The foundation of my stock was heavily saturated with earlier BWeaver
stock-people I consider to bee pioneers. I laud them openly.
The only other fairly large beek in this area(500 hives) commented that my
queens were comparable to others he had bought.
I am not alone in breeding resistant bees.
The breeding of this stock was characterized by an unbroken string of
successes until I sent a beek in the midwest 10 queens to test. He reported
they all had chalkbrood and didnt build up well. What was really bothersome
about it was that the guy is a top notch beek and was very very kind in his
dealings with me-knowing the bad results would cause me pain.
This made it hard to blame him and simultaneously keep a good concience.

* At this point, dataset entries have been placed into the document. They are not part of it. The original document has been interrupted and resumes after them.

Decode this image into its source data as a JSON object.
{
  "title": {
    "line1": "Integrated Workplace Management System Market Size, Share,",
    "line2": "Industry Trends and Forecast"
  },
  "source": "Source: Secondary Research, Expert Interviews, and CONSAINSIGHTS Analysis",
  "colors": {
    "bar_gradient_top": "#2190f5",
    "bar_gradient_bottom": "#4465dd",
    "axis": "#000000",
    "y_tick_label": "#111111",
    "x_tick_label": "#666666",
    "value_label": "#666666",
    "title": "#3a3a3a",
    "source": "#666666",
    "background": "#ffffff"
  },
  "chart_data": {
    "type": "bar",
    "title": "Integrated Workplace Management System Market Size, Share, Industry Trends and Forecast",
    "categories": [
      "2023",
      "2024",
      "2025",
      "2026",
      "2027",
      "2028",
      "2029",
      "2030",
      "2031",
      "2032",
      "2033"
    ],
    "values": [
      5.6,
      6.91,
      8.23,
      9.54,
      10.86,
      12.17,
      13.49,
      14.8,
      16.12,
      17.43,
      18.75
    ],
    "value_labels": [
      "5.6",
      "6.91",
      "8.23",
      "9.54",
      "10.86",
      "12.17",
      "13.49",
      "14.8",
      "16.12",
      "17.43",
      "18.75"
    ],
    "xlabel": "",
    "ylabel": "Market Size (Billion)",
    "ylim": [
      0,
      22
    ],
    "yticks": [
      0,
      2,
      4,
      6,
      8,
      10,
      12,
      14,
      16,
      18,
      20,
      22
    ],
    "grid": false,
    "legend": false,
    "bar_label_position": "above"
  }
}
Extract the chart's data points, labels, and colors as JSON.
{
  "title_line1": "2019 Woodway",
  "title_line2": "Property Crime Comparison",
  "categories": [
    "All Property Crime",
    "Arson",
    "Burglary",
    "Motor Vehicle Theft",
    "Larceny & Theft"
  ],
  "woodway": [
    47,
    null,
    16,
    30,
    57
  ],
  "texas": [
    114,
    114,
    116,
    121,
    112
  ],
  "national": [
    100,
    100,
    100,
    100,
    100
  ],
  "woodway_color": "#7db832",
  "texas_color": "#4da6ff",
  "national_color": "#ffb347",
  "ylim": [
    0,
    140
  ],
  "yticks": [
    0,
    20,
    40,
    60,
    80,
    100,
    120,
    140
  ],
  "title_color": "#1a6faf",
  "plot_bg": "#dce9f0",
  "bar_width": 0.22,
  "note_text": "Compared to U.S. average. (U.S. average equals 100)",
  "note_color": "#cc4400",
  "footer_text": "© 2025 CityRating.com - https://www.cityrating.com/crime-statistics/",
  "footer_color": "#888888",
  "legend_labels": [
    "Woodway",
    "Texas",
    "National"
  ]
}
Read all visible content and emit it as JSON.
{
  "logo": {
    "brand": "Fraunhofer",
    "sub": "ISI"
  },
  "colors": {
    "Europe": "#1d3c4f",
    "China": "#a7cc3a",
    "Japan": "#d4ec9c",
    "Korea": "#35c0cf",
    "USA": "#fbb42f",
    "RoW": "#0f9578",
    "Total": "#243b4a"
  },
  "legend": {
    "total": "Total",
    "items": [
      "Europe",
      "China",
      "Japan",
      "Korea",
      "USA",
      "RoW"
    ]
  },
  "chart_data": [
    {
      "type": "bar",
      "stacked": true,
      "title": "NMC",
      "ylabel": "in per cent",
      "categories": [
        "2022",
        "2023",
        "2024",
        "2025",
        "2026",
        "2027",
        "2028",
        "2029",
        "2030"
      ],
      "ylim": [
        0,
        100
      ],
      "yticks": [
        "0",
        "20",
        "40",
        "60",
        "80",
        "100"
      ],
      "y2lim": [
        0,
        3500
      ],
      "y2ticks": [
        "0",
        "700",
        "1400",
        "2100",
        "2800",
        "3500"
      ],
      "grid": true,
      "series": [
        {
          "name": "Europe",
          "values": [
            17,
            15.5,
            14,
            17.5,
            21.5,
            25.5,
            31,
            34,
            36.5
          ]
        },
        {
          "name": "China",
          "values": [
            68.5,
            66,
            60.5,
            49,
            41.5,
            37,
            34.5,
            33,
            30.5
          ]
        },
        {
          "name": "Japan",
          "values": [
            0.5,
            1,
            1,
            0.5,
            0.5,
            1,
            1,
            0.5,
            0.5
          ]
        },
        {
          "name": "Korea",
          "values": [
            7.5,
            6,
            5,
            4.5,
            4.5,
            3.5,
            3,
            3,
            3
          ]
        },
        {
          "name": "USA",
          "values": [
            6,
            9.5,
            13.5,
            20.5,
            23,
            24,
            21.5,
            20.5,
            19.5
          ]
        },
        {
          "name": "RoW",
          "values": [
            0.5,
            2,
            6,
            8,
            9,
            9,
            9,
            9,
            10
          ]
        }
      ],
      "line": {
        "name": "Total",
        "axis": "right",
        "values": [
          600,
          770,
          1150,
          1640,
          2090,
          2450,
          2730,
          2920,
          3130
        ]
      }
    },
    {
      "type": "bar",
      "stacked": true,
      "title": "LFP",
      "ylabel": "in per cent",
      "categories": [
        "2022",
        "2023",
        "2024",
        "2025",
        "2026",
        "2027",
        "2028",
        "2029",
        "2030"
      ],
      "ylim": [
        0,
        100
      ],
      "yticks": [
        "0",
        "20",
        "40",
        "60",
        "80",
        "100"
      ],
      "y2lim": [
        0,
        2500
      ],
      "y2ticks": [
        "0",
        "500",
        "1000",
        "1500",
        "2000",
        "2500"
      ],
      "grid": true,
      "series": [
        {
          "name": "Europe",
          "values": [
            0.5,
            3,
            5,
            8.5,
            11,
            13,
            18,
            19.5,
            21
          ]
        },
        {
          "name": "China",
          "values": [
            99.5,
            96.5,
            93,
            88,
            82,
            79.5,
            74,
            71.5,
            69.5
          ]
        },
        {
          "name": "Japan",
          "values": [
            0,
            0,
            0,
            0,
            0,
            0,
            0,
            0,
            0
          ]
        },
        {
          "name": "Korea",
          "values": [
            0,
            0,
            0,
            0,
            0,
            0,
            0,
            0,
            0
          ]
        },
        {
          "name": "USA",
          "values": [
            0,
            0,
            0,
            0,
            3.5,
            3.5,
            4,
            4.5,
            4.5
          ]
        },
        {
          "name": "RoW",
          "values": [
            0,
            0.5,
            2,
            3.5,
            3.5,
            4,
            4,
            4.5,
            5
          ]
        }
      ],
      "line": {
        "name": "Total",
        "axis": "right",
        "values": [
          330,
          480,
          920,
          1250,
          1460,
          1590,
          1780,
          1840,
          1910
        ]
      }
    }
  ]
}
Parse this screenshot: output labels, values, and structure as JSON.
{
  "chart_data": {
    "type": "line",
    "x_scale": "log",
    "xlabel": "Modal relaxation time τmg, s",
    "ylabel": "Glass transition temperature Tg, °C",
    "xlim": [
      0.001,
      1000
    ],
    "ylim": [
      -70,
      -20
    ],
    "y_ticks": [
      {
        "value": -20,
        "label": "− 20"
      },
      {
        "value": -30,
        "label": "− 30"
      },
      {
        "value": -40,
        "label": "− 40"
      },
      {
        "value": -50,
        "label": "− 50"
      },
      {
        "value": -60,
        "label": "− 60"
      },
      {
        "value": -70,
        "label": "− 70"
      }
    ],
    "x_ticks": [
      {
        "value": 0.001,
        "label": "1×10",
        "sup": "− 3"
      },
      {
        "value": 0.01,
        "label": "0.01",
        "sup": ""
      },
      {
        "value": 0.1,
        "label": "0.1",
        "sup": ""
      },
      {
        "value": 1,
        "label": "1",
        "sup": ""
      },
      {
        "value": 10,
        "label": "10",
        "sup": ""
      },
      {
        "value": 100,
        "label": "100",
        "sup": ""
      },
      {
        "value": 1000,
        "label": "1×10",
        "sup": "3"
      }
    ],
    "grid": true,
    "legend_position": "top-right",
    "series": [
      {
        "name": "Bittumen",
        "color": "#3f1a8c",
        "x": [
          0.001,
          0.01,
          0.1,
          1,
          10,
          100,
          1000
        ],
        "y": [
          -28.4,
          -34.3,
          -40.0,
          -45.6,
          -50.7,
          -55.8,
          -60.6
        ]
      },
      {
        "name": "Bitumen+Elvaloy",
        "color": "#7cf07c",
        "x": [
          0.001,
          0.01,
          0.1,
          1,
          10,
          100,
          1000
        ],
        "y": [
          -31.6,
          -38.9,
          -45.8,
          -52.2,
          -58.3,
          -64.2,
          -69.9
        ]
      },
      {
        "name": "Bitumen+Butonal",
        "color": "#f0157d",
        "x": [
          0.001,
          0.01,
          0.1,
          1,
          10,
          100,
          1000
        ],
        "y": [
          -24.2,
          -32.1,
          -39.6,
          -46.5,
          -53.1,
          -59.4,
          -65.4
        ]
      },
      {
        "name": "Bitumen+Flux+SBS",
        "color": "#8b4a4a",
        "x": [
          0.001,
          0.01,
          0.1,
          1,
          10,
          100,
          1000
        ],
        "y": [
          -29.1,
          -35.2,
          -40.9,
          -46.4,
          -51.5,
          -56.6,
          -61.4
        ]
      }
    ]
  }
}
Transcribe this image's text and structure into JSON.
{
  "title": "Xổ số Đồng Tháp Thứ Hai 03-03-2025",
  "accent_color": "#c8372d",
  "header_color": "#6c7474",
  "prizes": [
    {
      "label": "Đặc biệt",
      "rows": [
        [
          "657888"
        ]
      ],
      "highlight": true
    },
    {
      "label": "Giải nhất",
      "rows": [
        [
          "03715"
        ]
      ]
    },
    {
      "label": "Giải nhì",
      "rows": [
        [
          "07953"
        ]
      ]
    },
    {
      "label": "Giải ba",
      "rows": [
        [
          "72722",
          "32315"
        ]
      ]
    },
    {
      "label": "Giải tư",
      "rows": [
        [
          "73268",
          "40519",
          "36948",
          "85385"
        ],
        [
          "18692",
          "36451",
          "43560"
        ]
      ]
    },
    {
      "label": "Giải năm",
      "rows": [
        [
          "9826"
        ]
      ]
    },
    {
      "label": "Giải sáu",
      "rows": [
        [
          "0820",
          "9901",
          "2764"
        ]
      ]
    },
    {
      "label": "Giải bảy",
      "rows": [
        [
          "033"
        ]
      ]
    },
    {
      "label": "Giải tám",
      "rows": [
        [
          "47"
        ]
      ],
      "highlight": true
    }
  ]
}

This made me believe that the fault lay in the queens. Of course as he
mentioned-10 queens is not something one can build a solid case on. I could
hope it was just a bad batch,And perhaps it was. Or maybe they wont hold up
in his area.
A little parting shot:
My friend David Langley of Jamaica came home to his 300 hives that he had in
Jamaica at the time of the arrival of varroa. He lost 300 hives.
This only confirms that you must have the potential traits already present
in the genetic material to work on if you hope to have resistant bees. As
far as I know the 2nd law of thermodynamics is still standing
relentless-ready to pounce on all natural chemical processes-including
those that take place in the genes. Entropy has yet to defer to
metaphysics -
no matter how convincingly packaged or widely believed.